"Olá você.
ao que me parece, passei um bom tempo longe de ter permitir entrar. Estranho isso. Eu não permitir você em minha vida.
O mundo prega umas pessoas interessantes na gente. Não acredito em ter que passar por problemas para crescer, em uma relação obrigatória, mas em sim encarar os problemas e crescer com eles. Enxergo isso agora.
Eu me afastei de você. Por quê? Tu que és tão importante nas nossas vidas, como pode eu ter me afastado disso? Tá certo que eu não enxergava você na plenitude, afinal tinha olhos de criança, provavelmente eu não enxergava, mas sentia profundamente. Ou gosto de imaginar que eu sentia. Afinal, sem falsa modéstia, tinha bons motivos para ser invejado: família, escola, casa, amigos, não me faltava nada na época. Se eu reclamava para você algo que faltava, desculpe. Mas devia ser alguma birrazinha de adolescente.
Porém, algo mudou. Algo mudou que me acertou profundamente. Tão profundamente que te reneguei, porque ao mesmo tempo em que você traz felicidade, uma falta de ti traz uma dor profunda e incompreensível, pelo menos para mim na época. Junto da dor, perdi um exemplo e uma segurança. Perdi um rumo. E minha primeira atitude foi falar que eu não precisava desse exemplo, e não sentia falta do meu rumo e da minha segurança. A negação total. Já me falaram que nesse primeiro momento, essa negação foi importante, pois me manteve de pé no meio de um turbilhão intenso de emoções externas e problemas que eu não sabia, mas não cabia para eu resolver. Eu até mesmo passei na faculdade! E ainda fui a um lugar onde comecei a te conhecer com uma plenitude diferente. E naquele dia, eu chorei. Depois de muito tempo, chorei lágrimas sinceras.
Mas diante das adversidades, minha negação continuou. Estava tão cômodo assim. Até que minha negação atingiu você. E a negação virou angústia. Engraçado. A angústia começa devagar, mas vai crescendo e nos consumindo.
E o que eu posso considerar mais peculiar de tudo, é que eu estava te procurando, te estudando, e dizendo para outras pessoas como você é bom. Mas e eu? Você não quis participar da minha vida também não?

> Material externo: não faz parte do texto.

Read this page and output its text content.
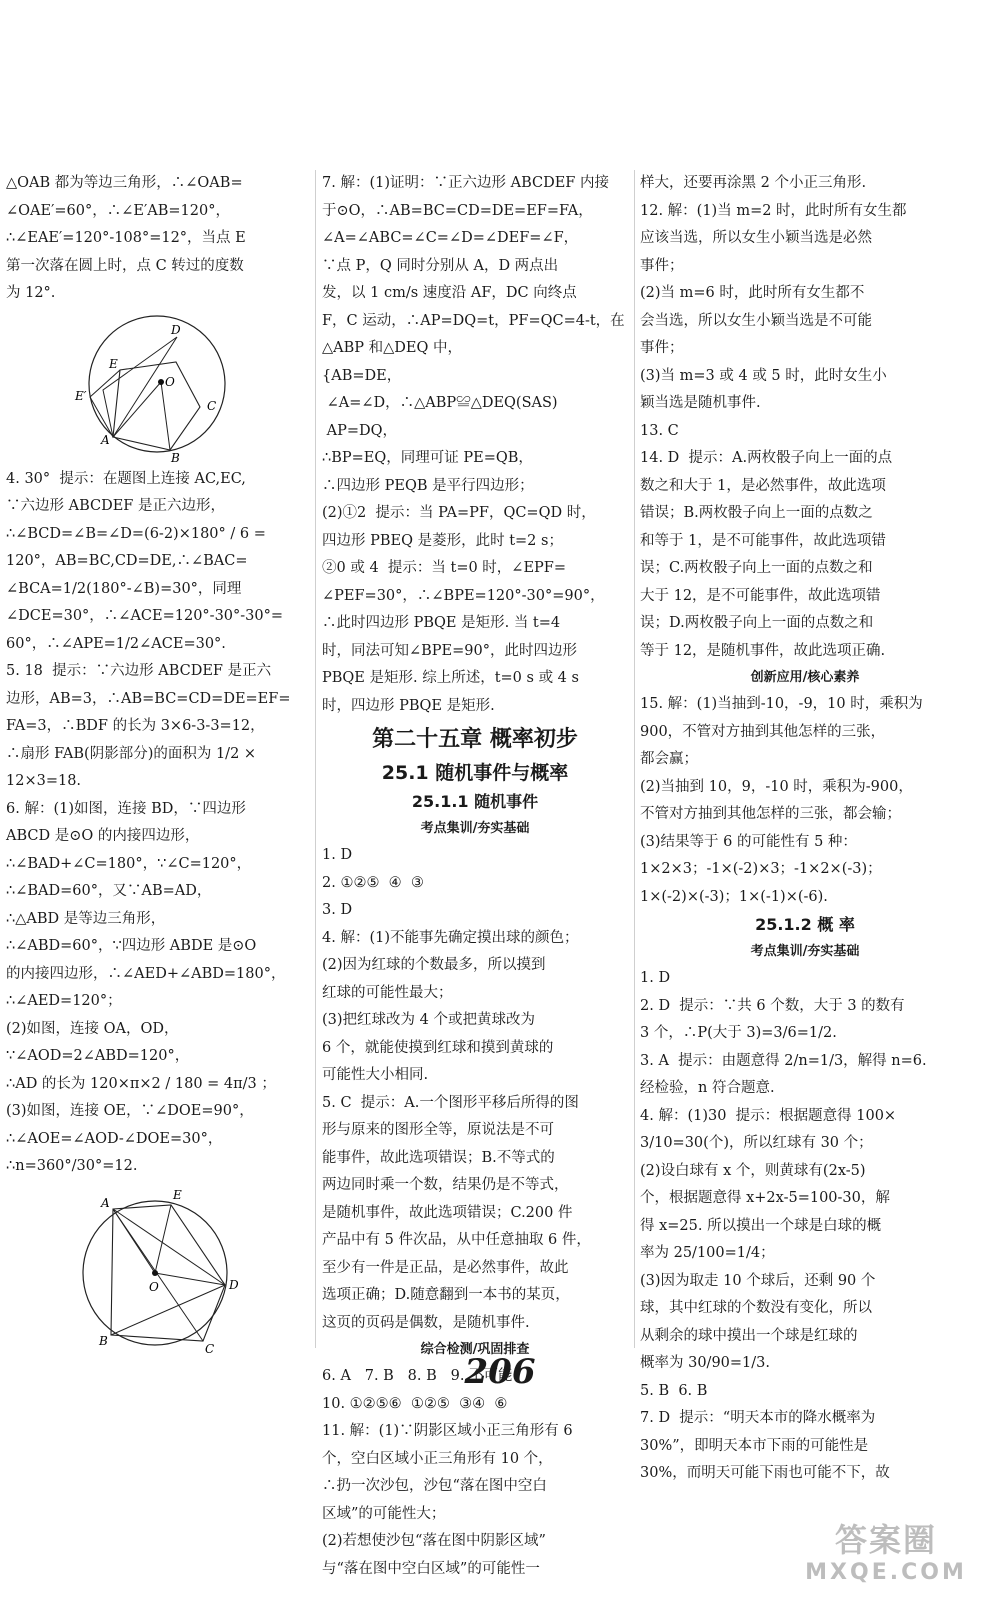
△OAB 都为等边三角形，∴∠OAB=
∠OAE′=60°，∴∠E′AB=120°，
∴∠EAE′=120°-108°=12°，当点 E
第一次落在圆上时，点 C 转过的度数
为 12°.
D
E
E′
O
C
A
B
4. 30°  提示：在题图上连接 AC,EC,
∵六边形 ABCDEF 是正六边形，
∴∠BCD=∠B=∠D=(6-2)×180° / 6 =
120°，AB=BC,CD=DE,∴∠BAC=
∠BCA=1/2(180°-∠B)=30°，同理
∠DCE=30°，∴∠ACE=120°-30°-30°=
60°，∴∠APE=1/2∠ACE=30°.
5. 18  提示：∵六边形 ABCDEF 是正六
边形，AB=3，∴AB=BC=CD=DE=EF=
FA=3，∴BDF 的长为 3×6-3-3=12，
∴扇形 FAB(阴影部分)的面积为 1/2 ×
12×3=18.
6. 解：(1)如图，连接 BD，∵四边形
ABCD 是⊙O 的内接四边形，
∴∠BAD+∠C=180°，∵∠C=120°，
∴∠BAD=60°，又∵AB=AD，
∴△ABD 是等边三角形，
∴∠ABD=60°，∵四边形 ABDE 是⊙O
的内接四边形，∴∠AED+∠ABD=180°，
∴∠AED=120°；
(2)如图，连接 OA，OD，
∵∠AOD=2∠ABD=120°，
∴AD 的长为 120×π×2 / 180 = 4π/3 ；
(3)如图，连接 OE，∵∠DOE=90°，
∴∠AOE=∠AOD-∠DOE=30°，
∴n=360°/30°=12.
A
E
D
O
B
C
7. 解：(1)证明：∵正六边形 ABCDEF 内接
于⊙O，∴AB=BC=CD=DE=EF=FA，
∠A=∠ABC=∠C=∠D=∠DEF=∠F，
∵点 P，Q 同时分别从 A，D 两点出
发，以 1 cm/s 速度沿 AF，DC 向终点
F，C 运动，∴AP=DQ=t，PF=QC=4-t，在
△ABP 和△DEQ 中，
{AB=DE，
∠A=∠D，∴△ABP≌△DEQ(SAS)
AP=DQ，
∴BP=EQ，同理可证 PE=QB，
∴四边形 PEQB 是平行四边形；
(2)①2  提示：当 PA=PF，QC=QD 时，
四边形 PBEQ 是菱形，此时 t=2 s；
②0 或 4  提示：当 t=0 时，∠EPF=
∠PEF=30°，∴∠BPE=120°-30°=90°，
∴此时四边形 PBQE 是矩形. 当 t=4
时，同法可知∠BPE=90°，此时四边形
PBQE 是矩形. 综上所述，t=0 s 或 4 s
时，四边形 PBQE 是矩形.
第二十五章 概率初步
25.1 随机事件与概率
25.1.1 随机事件
考点集训/夯实基础
1. D
2. ①②⑤  ④  ③
3. D
4. 解：(1)不能事先确定摸出球的颜色；
(2)因为红球的个数最多，所以摸到
红球的可能性最大；
(3)把红球改为 4 个或把黄球改为
6 个，就能使摸到红球和摸到黄球的
可能性大小相同.
5. C  提示：A.一个图形平移后所得的图
形与原来的图形全等，原说法是不可
能事件，故此选项错误；B.不等式的
两边同时乘一个数，结果仍是不等式，
是随机事件，故此选项错误；C.200 件
产品中有 5 件次品，从中任意抽取 6 件，
至少有一件是正品，是必然事件，故此
选项正确；D.随意翻到一本书的某页，
这页的页码是偶数，是随机事件.
综合检测/巩固排查
6. A   7. B   8. B   9. 不可能
10. ①②⑤⑥  ①②⑤  ③④  ⑥
11. 解：(1)∵阴影区域小正三角形有 6
个，空白区域小正三角形有 10 个，
∴扔一次沙包，沙包“落在图中空白
区域”的可能性大；
(2)若想使沙包“落在图中阴影区域”
与“落在图中空白区域”的可能性一
样大，还要再涂黑 2 个小正三角形.
12. 解：(1)当 m=2 时，此时所有女生都
应该当选，所以女生小颖当选是必然
事件；
(2)当 m=6 时，此时所有女生都不
会当选，所以女生小颖当选是不可能
事件；
(3)当 m=3 或 4 或 5 时，此时女生小
颖当选是随机事件.
13. C
14. D  提示：A.两枚骰子向上一面的点
数之和大于 1，是必然事件，故此选项
错误；B.两枚骰子向上一面的点数之
和等于 1，是不可能事件，故此选项错
误；C.两枚骰子向上一面的点数之和
大于 12，是不可能事件，故此选项错
误；D.两枚骰子向上一面的点数之和
等于 12，是随机事件，故此选项正确.
创新应用/核心素养
15. 解：(1)当抽到-10，-9，10 时，乘积为
900，不管对方抽到其他怎样的三张，
都会赢；
(2)当抽到 10，9，-10 时，乘积为-900，
不管对方抽到其他怎样的三张，都会输；
(3)结果等于 6 的可能性有 5 种：
1×2×3；-1×(-2)×3；-1×2×(-3)；
1×(-2)×(-3)；1×(-1)×(-6).
25.1.2 概 率
考点集训/夯实基础
1. D
2. D  提示：∵共 6 个数，大于 3 的数有
3 个，∴P(大于 3)=3/6=1/2.
3. A  提示：由题意得 2/n=1/3，解得 n=6.
经检验，n 符合题意.
4. 解：(1)30  提示：根据题意得 100×
3/10=30(个)，所以红球有 30 个；
(2)设白球有 x 个，则黄球有(2x-5)
个，根据题意得 x+2x-5=100-30，解
得 x=25. 所以摸出一个球是白球的概
率为 25/100=1/4；
(3)因为取走 10 个球后，还剩 90 个
球，其中红球的个数没有变化，所以
从剩余的球中摸出一个球是红球的
概率为 30/90=1/3.
5. B  6. B
7. D  提示：“明天本市的降水概率为
30%”，即明天本市下雨的可能性是
30%，而明天可能下雨也可能不下，故
206
答案圈
MXQE.COM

Logicamente tomei outro baque. Se antigamente tinha duas muletas de apoio, perdi a primeira quando jovem e a segunda nesse baque. E simbora a andar sozinho. E sem você! Apesar de eu me achar grande conhecedor de ti.

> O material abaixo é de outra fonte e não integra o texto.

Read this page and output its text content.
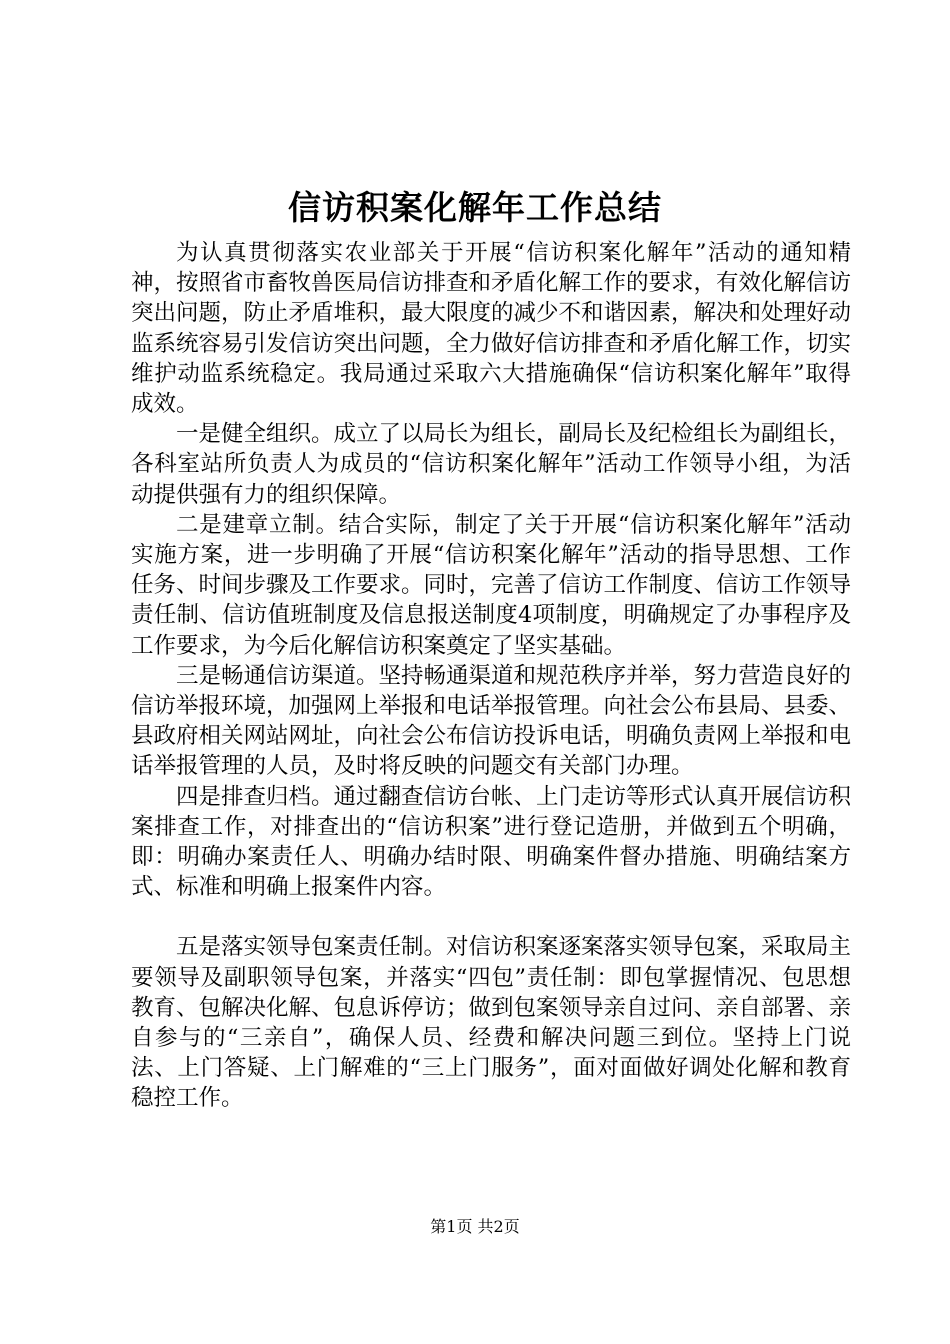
信访积案化解年工作总结

为认真贯彻落实农业部关于开展“信访积案化解年”活动的通知精神，按照省市畜牧兽医局信访排查和矛盾化解工作的要求，有效化解信访突出问题，防止矛盾堆积，最大限度的减少不和谐因素，解决和处理好动监系统容易引发信访突出问题，全力做好信访排查和矛盾化解工作，切实维护动监系统稳定。我局通过采取六大措施确保“信访积案化解年”取得成效。

一是健全组织。成立了以局长为组长，副局长及纪检组长为副组长，各科室站所负责人为成员的“信访积案化解年”活动工作领导小组，为活动提供强有力的组织保障。

二是建章立制。结合实际，制定了关于开展“信访积案化解年”活动实施方案，进一步明确了开展“信访积案化解年”活动的指导思想、工作任务、时间步骤及工作要求。同时，完善了信访工作制度、信访工作领导责任制、信访值班制度及信息报送制度4项制度，明确规定了办事程序及工作要求，为今后化解信访积案奠定了坚实基础。

三是畅通信访渠道。坚持畅通渠道和规范秩序并举，努力营造良好的信访举报环境，加强网上举报和电话举报管理。向社会公布县局、县委、县政府相关网站网址，向社会公布信访投诉电话，明确负责网上举报和电话举报管理的人员，及时将反映的问题交有关部门办理。

四是排查归档。通过翻查信访台帐、上门走访等形式认真开展信访积案排查工作，对排查出的“信访积案”进行登记造册，并做到五个明确，即：明确办案责任人、明确办结时限、明确案件督办措施、明确结案方式、标准和明确上报案件内容。

五是落实领导包案责任制。对信访积案逐案落实领导包案，采取局主要领导及副职领导包案，并落实“四包”责任制：即包掌握情况、包思想教育、包解决化解、包息诉停访；做到包案领导亲自过问、亲自部署、亲自参与的“三亲自”，确保人员、经费和解决问题三到位。坚持上门说法、上门答疑、上门解难的“三上门服务”，面对面做好调处化解和教育稳控工作。

第1页 共2页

Não deu certo. E acabei arruinando. Devagar, sem eu perceber. Mas cada vez mais a tristeza se apoderando, falta de futuro, só vivendo.

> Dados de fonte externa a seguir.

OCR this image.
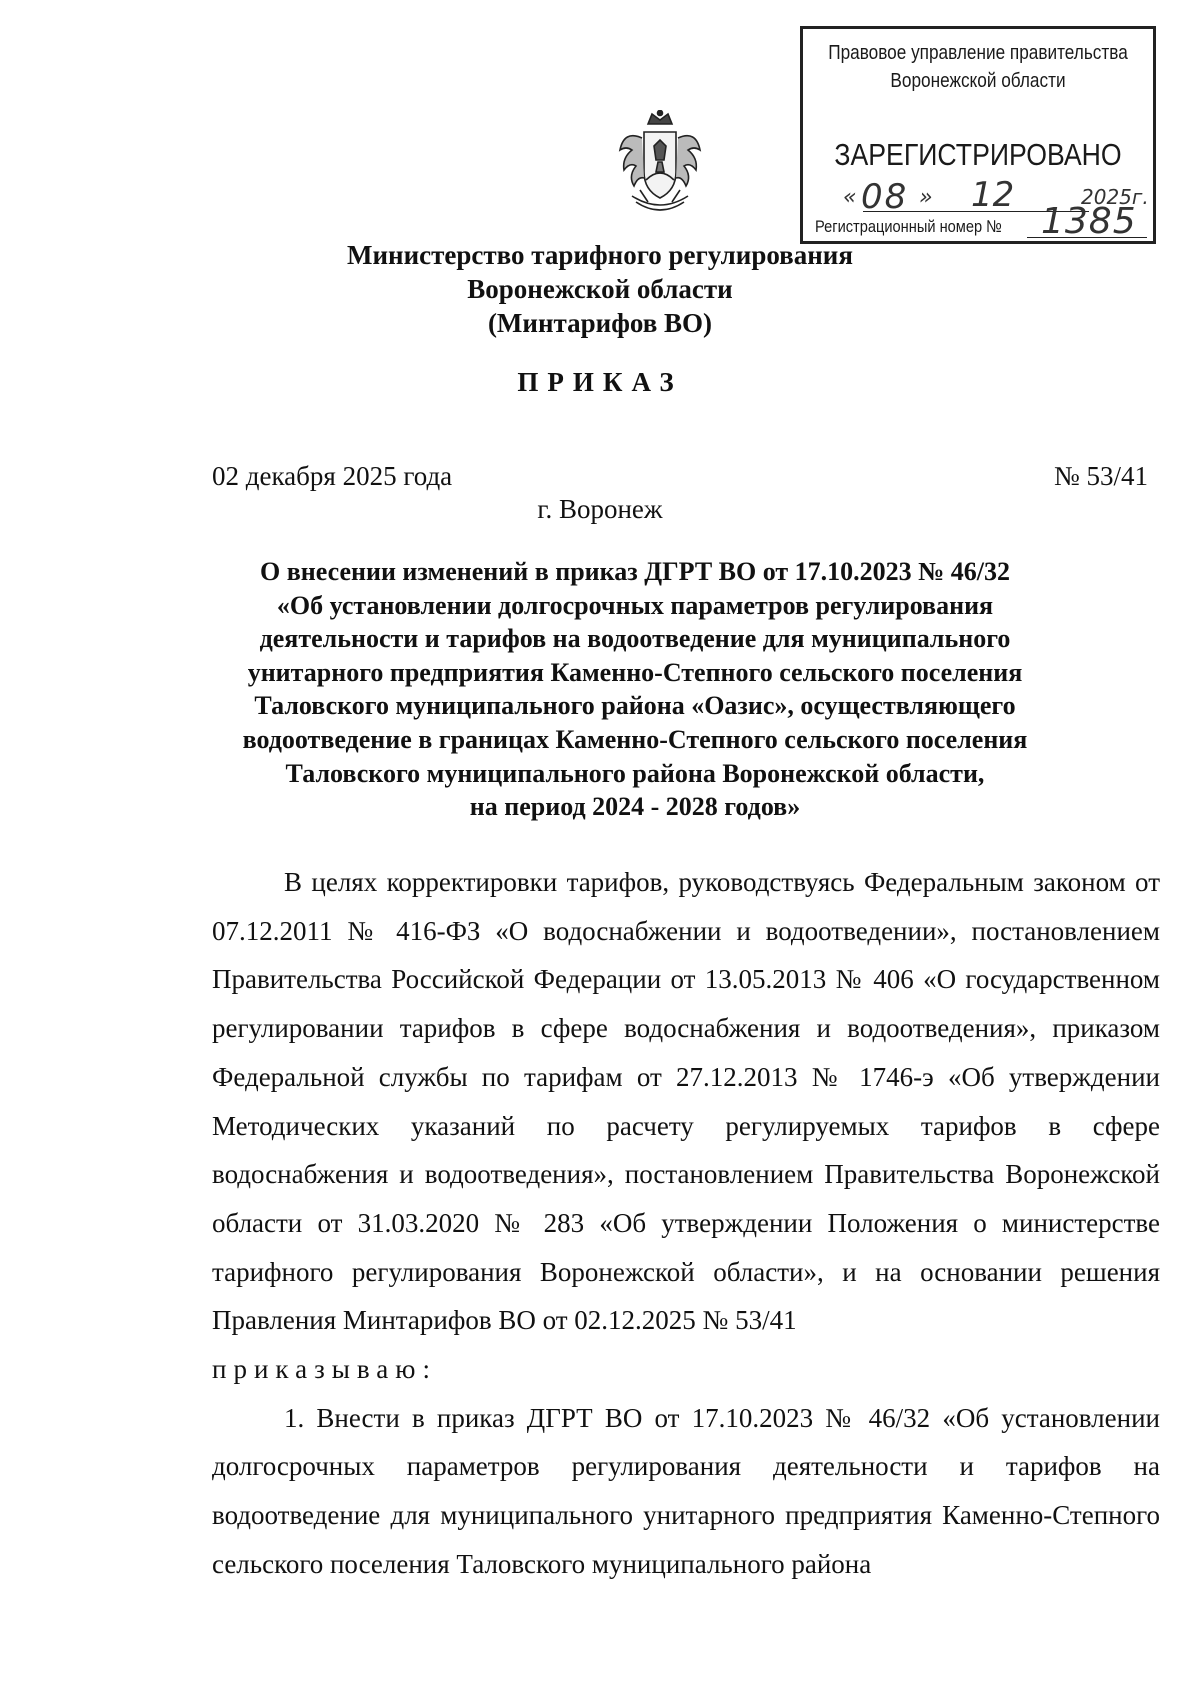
Правовое управление правительства
Воронежской области
ЗАРЕГИСТРИРОВАНО
« 08 » 12	2025г.
Регистрационный номер № 1385
Министерство тарифного регулирования
Воронежской области
(Минтарифов ВО)
ПРИКАЗ
02 декабря 2025 года	№ 53/41
г. Воронеж
О внесении изменений в приказ ДГРТ ВО от 17.10.2023 № 46/32
«Об установлении долгосрочных параметров регулирования
деятельности и тарифов на водоотведение для муниципального
унитарного предприятия Каменно-Степного сельского поселения
Таловского муниципального района «Оазис», осуществляющего
водоотведение в границах Каменно-Степного сельского поселения
Таловского муниципального района Воронежской области,
на период 2024 - 2028 годов»

В целях корректировки тарифов, руководствуясь Федеральным законом от 07.12.2011 № 416-ФЗ «О водоснабжении и водоотведении», постановлением Правительства Российской Федерации от 13.05.2013 № 406 «О государственном регулировании тарифов в сфере водоснабжения и водоотведения», приказом Федеральной службы по тарифам от 27.12.2013 № 1746-э «Об утверждении Методических указаний по расчету регулируемых тарифов в сфере водоснабжения и водоотведения», постановлением Правительства Воронежской области от 31.03.2020 № 283 «Об утверждении Положения о министерстве тарифного регулирования Воронежской области», и на основании решения Правления Минтарифов ВО от 02.12.2025 № 53/41

приказываю:

1. Внести в приказ ДГРТ ВО от 17.10.2023 № 46/32 «Об установлении долгосрочных параметров регулирования деятельности и тарифов на водоотведение для муниципального унитарного предприятия Каменно-Степного сельского поселения Таловского муниципального района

Mas você resolveu reaparecer. Tá, só reapareceu porque eu te desafiei. Mas eu vejo hoje que esse desafio foi uma necessidade inconsciente minha de querer te achar. Na verdade, de perceber realmente que eu precisava primeiro de você, para eu resolver todo meu resto. E depois de dois meses do desafio, te senti! E chorei de novo, lágrimas sinceras. E me deixou disposto a manter a relação com sua pessoa. Vale a pena.
Sabe que eu aprendi? Que a dor faz parte. Não é você quem cria, mas é você que ajuda a cessar. E agora eu estou tentando melhorar. Admito que ainda erro bastante, mas com você, algumas coisas estão ficando mais fáceis.
Bom amor, me despeço aqui. Com votos de continuidade na relação...
manda um abraço pros outros dois também."